Washington, D.C., 30 September 2014 (PAHO/WHO) — The countries of the Americas have stepped up efforts to reduce the impact of noncommunicable diseases such as cancer, diabetes, and cardiovascular disease. These efforts have not been enough, however, to slow the epidemic. What is needed is for all sectors—not just health—to participate in solving the problem, said the Director of the Pan American Health Organization (PAHO), Dr. Carissa F. Etienne.

She spoke at a special event today on noncommunicable diseases at the Organization of American States (OAS), which was attended by ministers of health from the Americas who are in Washington, D.C., this week for the 53rd PAHO Directing Council.

Etienne proposed the creation of an inter-American working group on noncommunicable diseases that would include PAHO and the OAS as well as the Inter-American Development Bank (IDB), the Inter-American Institute for Cooperation on Agriculture (IICA), and the United Nations Economic Commission on Latin America and the Caribbean (ECLAC).

"The health system cannot address the problem of noncommunicable diseases alone," said Etienne, adding that organizations can collaborate in promoting and accelerating actions needed in all sectors to achieve a 25% reduction in premature mortality from noncommunicable diseases by 2025, a target PAHO member countries have agreed upon.

Etienne noted that prevention is central to reducing the impact of noncommunicable diseases, along with physical and social environments that make the healthy choice the easy choice. She urged more public policies and initiatives that promote healthy lifestyles, such as "Sunday bikeways," which close streets to traffic on weekends for walking, biking and other recreational activities.

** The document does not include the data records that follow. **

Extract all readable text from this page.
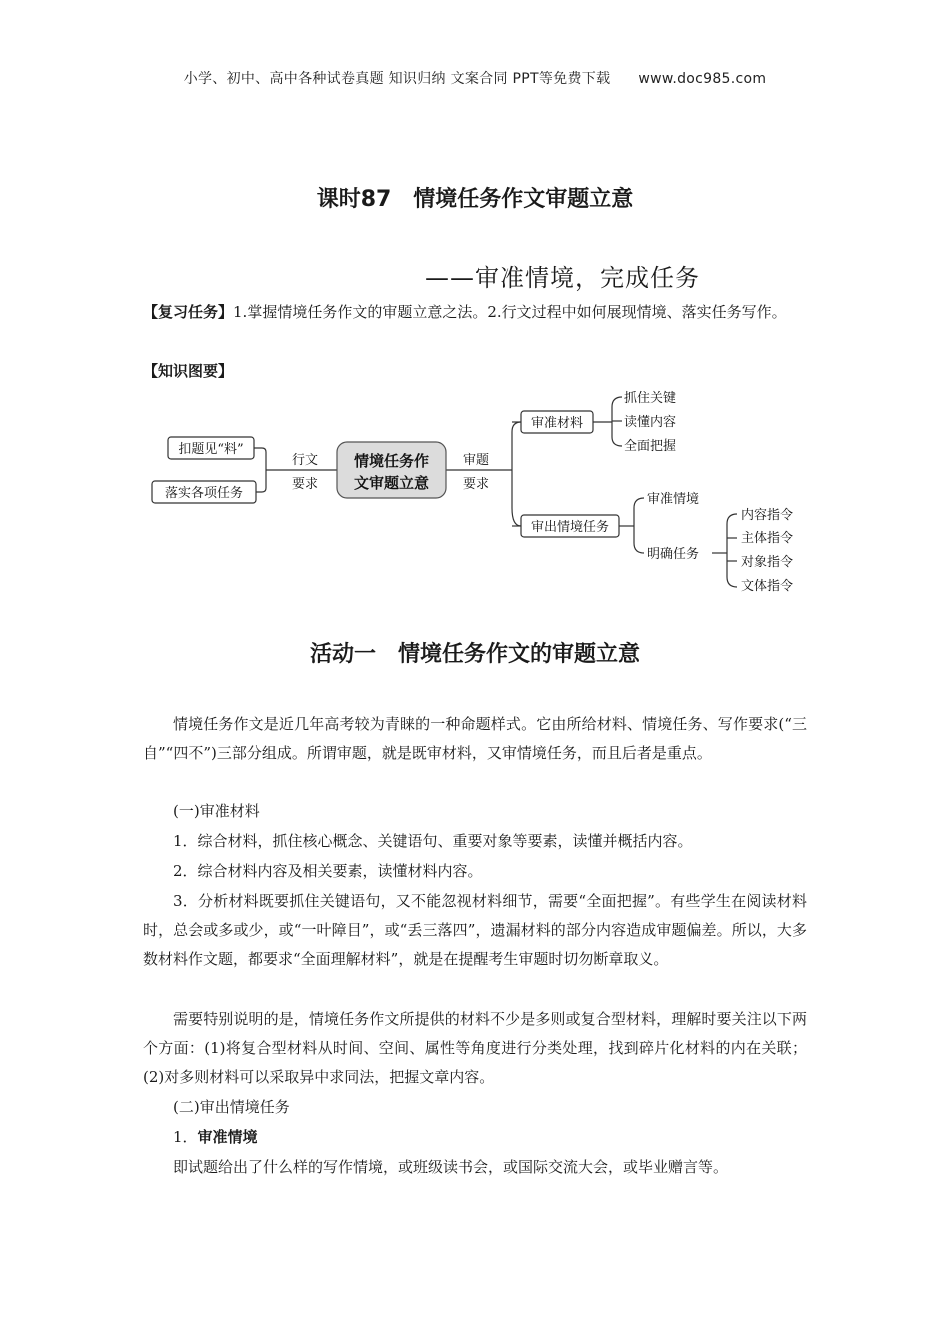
小学、初中、高中各种试卷真题 知识归纳 文案合同 PPT等免费下载 www.doc985.com
课时87　情境任务作文审题立意
——审准情境，完成任务
【复习任务】1.掌握情境任务作文的审题立意之法。2.行文过程中如何展现情境、落实任务写作。
【知识图要】
情境任务作
文审题立意
扣题见“料”
落实各项任务
行文
要求
审题
要求
审准材料
抓住关键
读懂内容
全面把握
审出情境任务
审准情境
明确任务
内容指令
主体指令
对象指令
文体指令
活动一　情境任务作文的审题立意
情境任务作文是近几年高考较为青睐的一种命题样式。它由所给材料、情境任务、写作要求(“三自”“四不”)三部分组成。所谓审题，就是既审材料，又审情境任务，而且后者是重点。
(一)审准材料
1．综合材料，抓住核心概念、关键语句、重要对象等要素，读懂并概括内容。
2．综合材料内容及相关要素，读懂材料内容。
3．分析材料既要抓住关键语句，又不能忽视材料细节，需要“全面把握”。有些学生在阅读材料时，总会或多或少，或“一叶障目”，或“丢三落四”，遗漏材料的部分内容造成审题偏差。所以，大多数材料作文题，都要求“全面理解材料”，就是在提醒考生审题时切勿断章取义。
需要特别说明的是，情境任务作文所提供的材料不少是多则或复合型材料，理解时要关注以下两个方面：(1)将复合型材料从时间、空间、属性等角度进行分类处理，找到碎片化材料的内在关联；(2)对多则材料可以采取异中求同法，把握文章内容。
(二)审出情境任务
1．审准情境
即试题给出了什么样的写作情境，或班级读书会，或国际交流大会，或毕业赠言等。
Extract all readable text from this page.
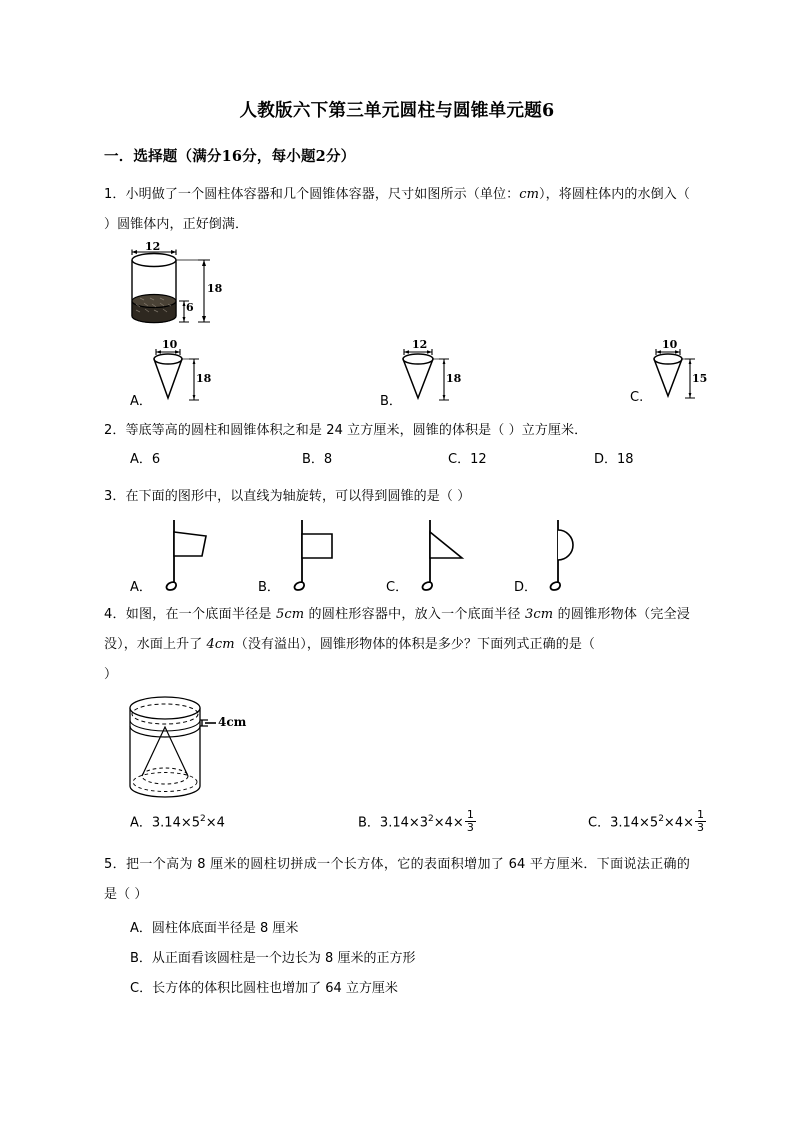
人教版六下第三单元圆柱与圆锥单元题6
一．选择题（满分16分，每小题2分）
1．小明做了一个圆柱体容器和几个圆锥体容器，尺寸如图所示（单位：cm），将圆柱体内的水倒入（ ）圆锥体内，正好倒满．
12
18
6
10
18
A．
12
18
B．
10
15
C.
2．等底等高的圆柱和圆锥体积之和是 24 立方厘米，圆锥的体积是（ ）立方厘米．
A．6	B．8	C．12	D．18
3．在下面的图形中，以直线为轴旋转，可以得到圆锥的是（ ）
A．	B．	C．	D．
4．如图，在一个底面半径是 5cm 的圆柱形容器中，放入一个底面半径 3cm 的圆锥形物体（完全浸没），水面上升了 4cm（没有溢出），圆锥形物体的体积是多少？下面列式正确的是（
）
4cm
A．$3.14\times 5^2\times 4$	B．$3.14\times 3^2\times 4\times \frac{1}{3}$	C．$3.14\times 5^2\times 4\times \frac{1}{3}$
5．把一个高为 8 厘米的圆柱切拼成一个长方体，它的表面积增加了 64 平方厘米．下面说法正确的是（ ）
A．圆柱体底面半径是 8 厘米
B．从正面看该圆柱是一个边长为 8 厘米的正方形
C．长方体的体积比圆柱也增加了 64 立方厘米
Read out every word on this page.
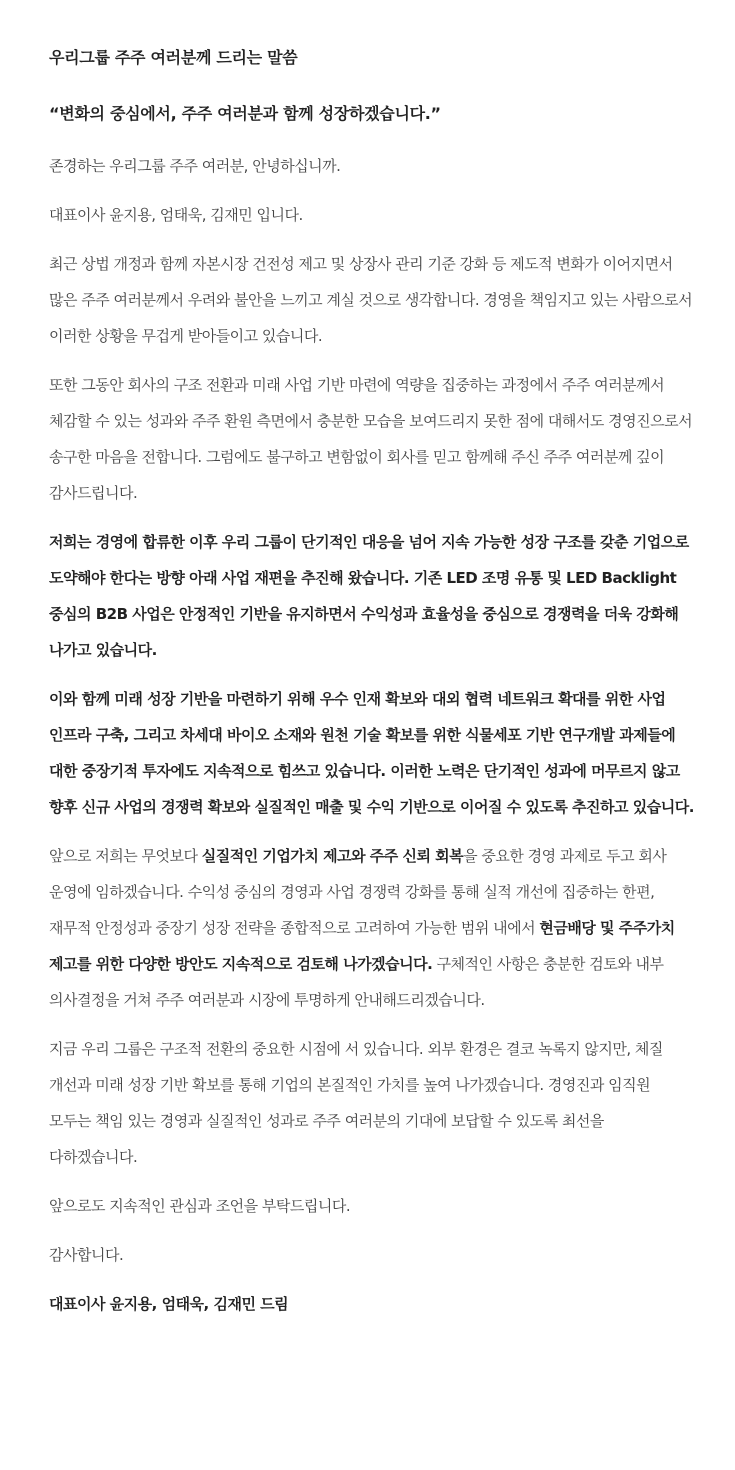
우리그룹 주주 여러분께 드리는 말씀

“변화의 중심에서, 주주 여러분과 함께 성장하겠습니다.”

존경하는 우리그룹 주주 여러분, 안녕하십니까.

대표이사 윤지용, 엄태욱, 김재민 입니다.

최근 상법 개정과 함께 자본시장 건전성 제고 및 상장사 관리 기준 강화 등 제도적 변화가 이어지면서 많은 주주 여러분께서 우려와 불안을 느끼고 계실 것으로 생각합니다. 경영을 책임지고 있는 사람으로서 이러한 상황을 무겁게 받아들이고 있습니다.

또한 그동안 회사의 구조 전환과 미래 사업 기반 마련에 역량을 집중하는 과정에서 주주 여러분께서 체감할 수 있는 성과와 주주 환원 측면에서 충분한 모습을 보여드리지 못한 점에 대해서도 경영진으로서 송구한 마음을 전합니다. 그럼에도 불구하고 변함없이 회사를 믿고 함께해 주신 주주 여러분께 깊이 감사드립니다.

저희는 경영에 합류한 이후 우리 그룹이 단기적인 대응을 넘어 지속 가능한 성장 구조를 갖춘 기업으로 도약해야 한다는 방향 아래 사업 재편을 추진해 왔습니다. 기존 LED 조명 유통 및 LED Backlight 중심의 B2B 사업은 안정적인 기반을 유지하면서 수익성과 효율성을 중심으로 경쟁력을 더욱 강화해 나가고 있습니다.

이와 함께 미래 성장 기반을 마련하기 위해 우수 인재 확보와 대외 협력 네트워크 확대를 위한 사업 인프라 구축, 그리고 차세대 바이오 소재와 원천 기술 확보를 위한 식물세포 기반 연구개발 과제들에 대한 중장기적 투자에도 지속적으로 힘쓰고 있습니다. 이러한 노력은 단기적인 성과에 머무르지 않고 향후 신규 사업의 경쟁력 확보와 실질적인 매출 및 수익 기반으로 이어질 수 있도록 추진하고 있습니다.

앞으로 저희는 무엇보다 실질적인 기업가치 제고와 주주 신뢰 회복을 중요한 경영 과제로 두고 회사 운영에 임하겠습니다. 수익성 중심의 경영과 사업 경쟁력 강화를 통해 실적 개선에 집중하는 한편, 재무적 안정성과 중장기 성장 전략을 종합적으로 고려하여 가능한 범위 내에서 현금배당 및 주주가치 제고를 위한 다양한 방안도 지속적으로 검토해 나가겠습니다. 구체적인 사항은 충분한 검토와 내부 의사결정을 거쳐 주주 여러분과 시장에 투명하게 안내해드리겠습니다.

지금 우리 그룹은 구조적 전환의 중요한 시점에 서 있습니다. 외부 환경은 결코 녹록지 않지만, 체질 개선과 미래 성장 기반 확보를 통해 기업의 본질적인 가치를 높여 나가겠습니다. 경영진과 임직원 모두는 책임 있는 경영과 실질적인 성과로 주주 여러분의 기대에 보답할 수 있도록 최선을 다하겠습니다.

앞으로도 지속적인 관심과 조언을 부탁드립니다.

감사합니다.

대표이사 윤지용, 엄태욱, 김재민 드림
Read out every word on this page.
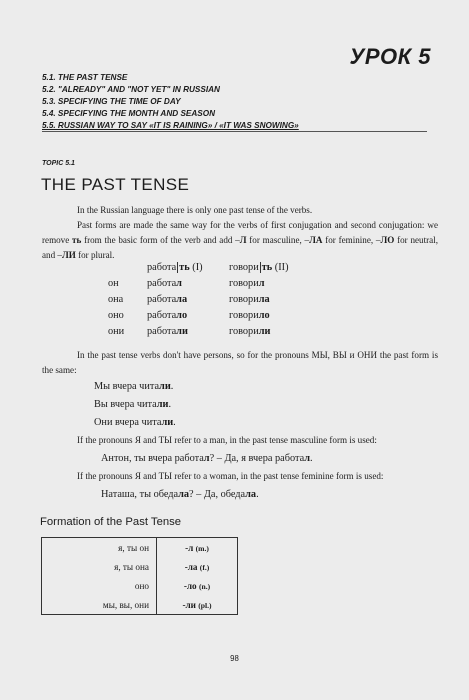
УРОК 5
5.1. THE PAST TENSE
5.2. "ALREADY" AND "NOT YET" IN RUSSIAN
5.3. SPECIFYING THE TIME OF DAY
5.4. SPECIFYING THE MONTH AND SEASON
5.5. RUSSIAN WAY TO SAY «IT IS RAINING» / «IT WAS SNOWING»
TOPIC 5.1
THE PAST TENSE
In the Russian language there is only one past tense of the verbs.
Past forms are made the same way for the verbs of first conjugation and second conjugation: we remove ть from the basic form of the verb and add –Л for masculine, –ЛА for feminine, –ЛО for neutral, and –ЛИ for plural.
работа ть (I)	говори ть (II)
он	работал	говорил
она работала	говорила
оно работало	говорило
они работали	говорили
In the past tense verbs don't have persons, so for the pronouns МЫ, ВЫ и ОНИ the past form is the same:
Мы вчера читали.
Вы вчера читали.
Они вчера читали.
If the pronouns Я and ТЫ refer to a man, in the past tense masculine form is used:
Антон, ты вчера работал? – Да, я вчера работал.
If the pronouns Я and ТЫ refer to a woman, in the past tense feminine form is used:
Наташа, ты обедала? – Да, обедала.
Formation of the Past Tense
я, ты он	-л (m.)
я, ты она	-ла (f.)
оно	-ло (n.)
мы, вы, они	-ли (pl.)
98
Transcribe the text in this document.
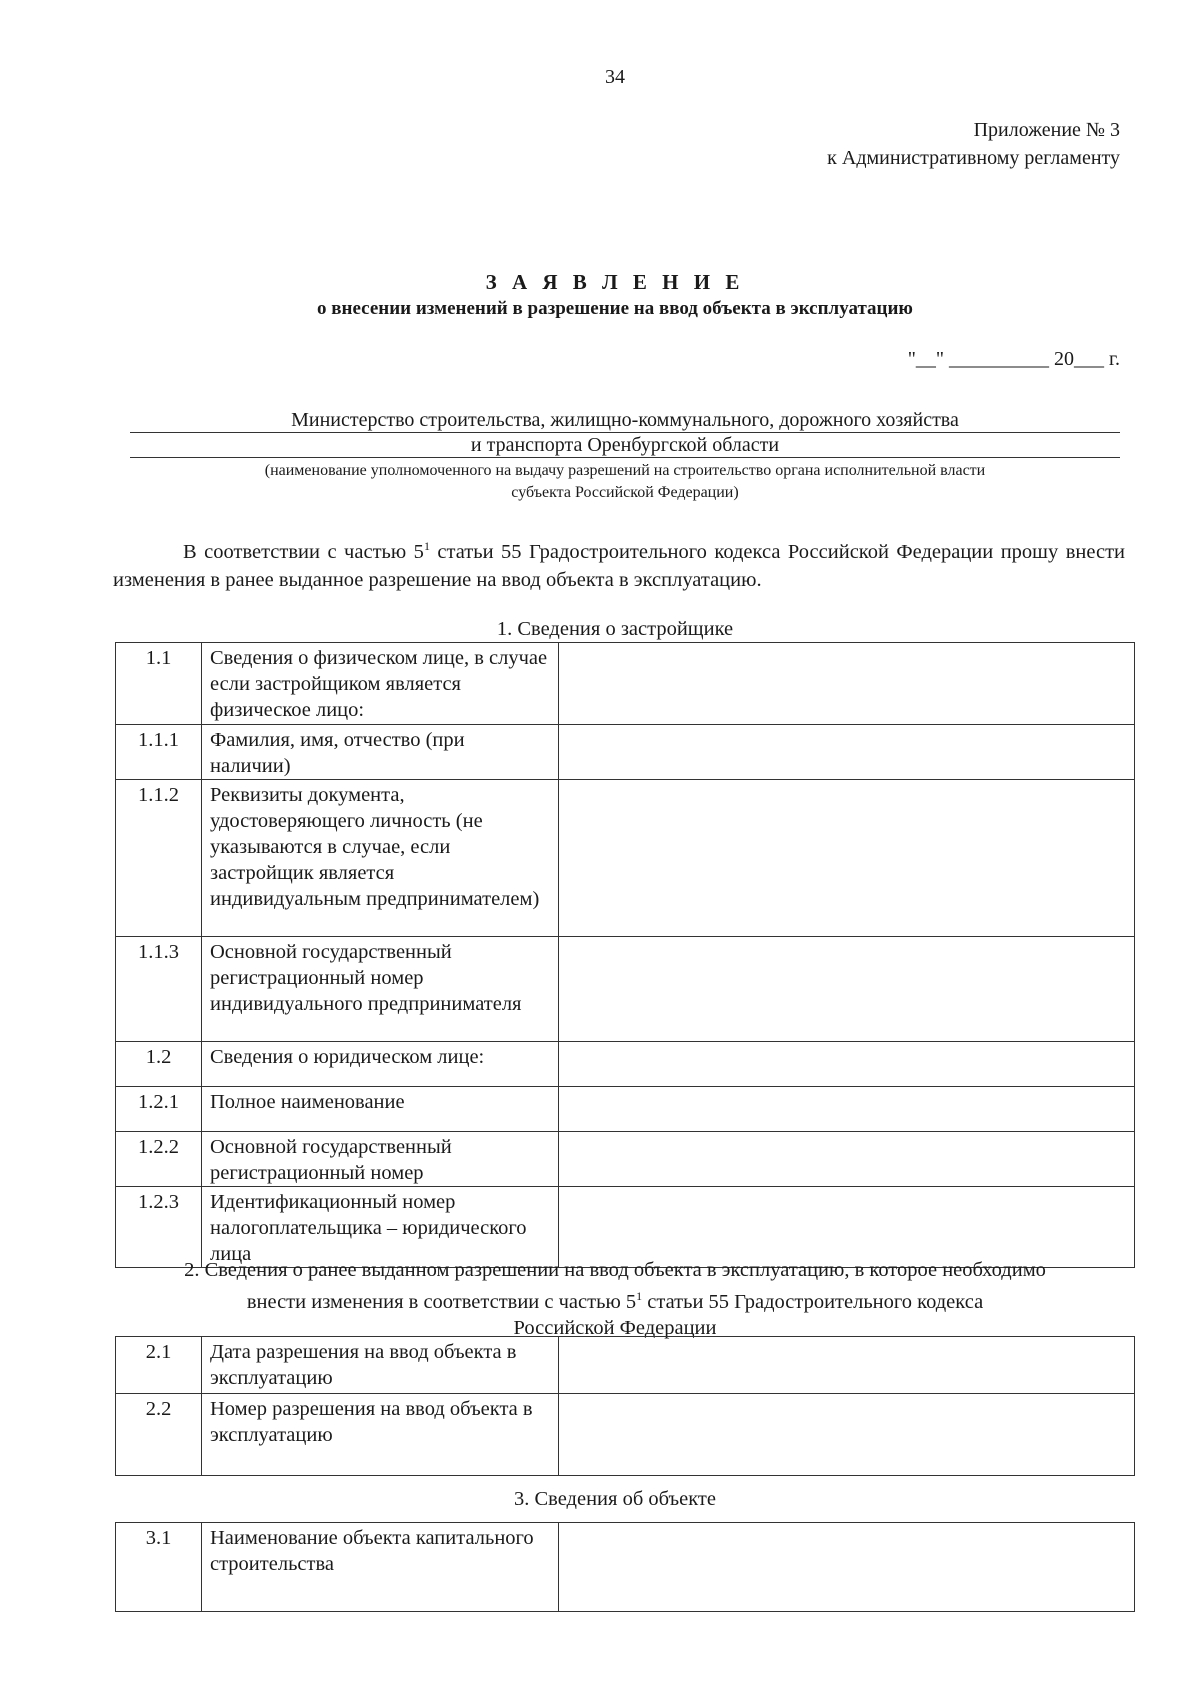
34
Приложение № 3
к Административному регламенту
З А Я В Л Е Н И Е
о внесении изменений в разрешение на ввод объекта в эксплуатацию
"__" __________ 20___ г.
Министерство строительства, жилищно-коммунального, дорожного хозяйства
и транспорта Оренбургской области
(наименование уполномоченного на выдачу разрешений на строительство органа исполнительной власти
субъекта Российской Федерации)
В соответствии с частью $5^1$ статьи 55 Градостроительного кодекса Российской Федерации прошу внести изменения в ранее выданное разрешение на ввод объекта в эксплуатацию.
1. Сведения о застройщике
1.1	Сведения о физическом лице, в случае если застройщиком является физическое лицо:	
1.1.1	Фамилия, имя, отчество (при наличии)	
1.1.2	Реквизиты документа, удостоверяющего личность (не указываются в случае, если застройщик является индивидуальным предпринимателем)	
1.1.3	Основной государственный регистрационный номер индивидуального предпринимателя	
1.2	Сведения о юридическом лице:	
1.2.1	Полное наименование	
1.2.2	Основной государственный регистрационный номер	
1.2.3	Идентификационный номер налогоплательщика – юридического лица	
2. Сведения о ранее выданном разрешении на ввод объекта в эксплуатацию, в которое необходимо
внести изменения в соответствии с частью $5^1$ статьи 55 Градостроительного кодекса
Российской Федерации
2.1	Дата разрешения на ввод объекта в эксплуатацию	
2.2	Номер разрешения на ввод объекта в эксплуатацию	
3. Сведения об объекте
3.1	Наименование объекта капитального строительства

She also urged policies aimed at reducing tobacco consumption, harmful use of tobacco, and the consumption of processed foods and sweetened beverages, especially among children.

Etienne noted that the countries of the Americas have been global leaders on noncommunicable diseases, from promoting discussion of these issues at the United Nations in 2011 to advancing in the formulation and implementation of policies to slow the epidemic.

Much remains to be done, however. "The greatest impact of these diseases is felt by the poorest and most vulnerable in our societies," said Etienne, adding that progressing toward universal health coverage is also fundamental to addressing noncommunicable diseases.

She said PAHO is collaborating with its member countries to fight noncommunicable diseases by strengthening monitoring and surveillance systems, promoting effective policies and regulations to reduce risk factors, and ensuring effective care for patients suffering from these diseases, among other actions.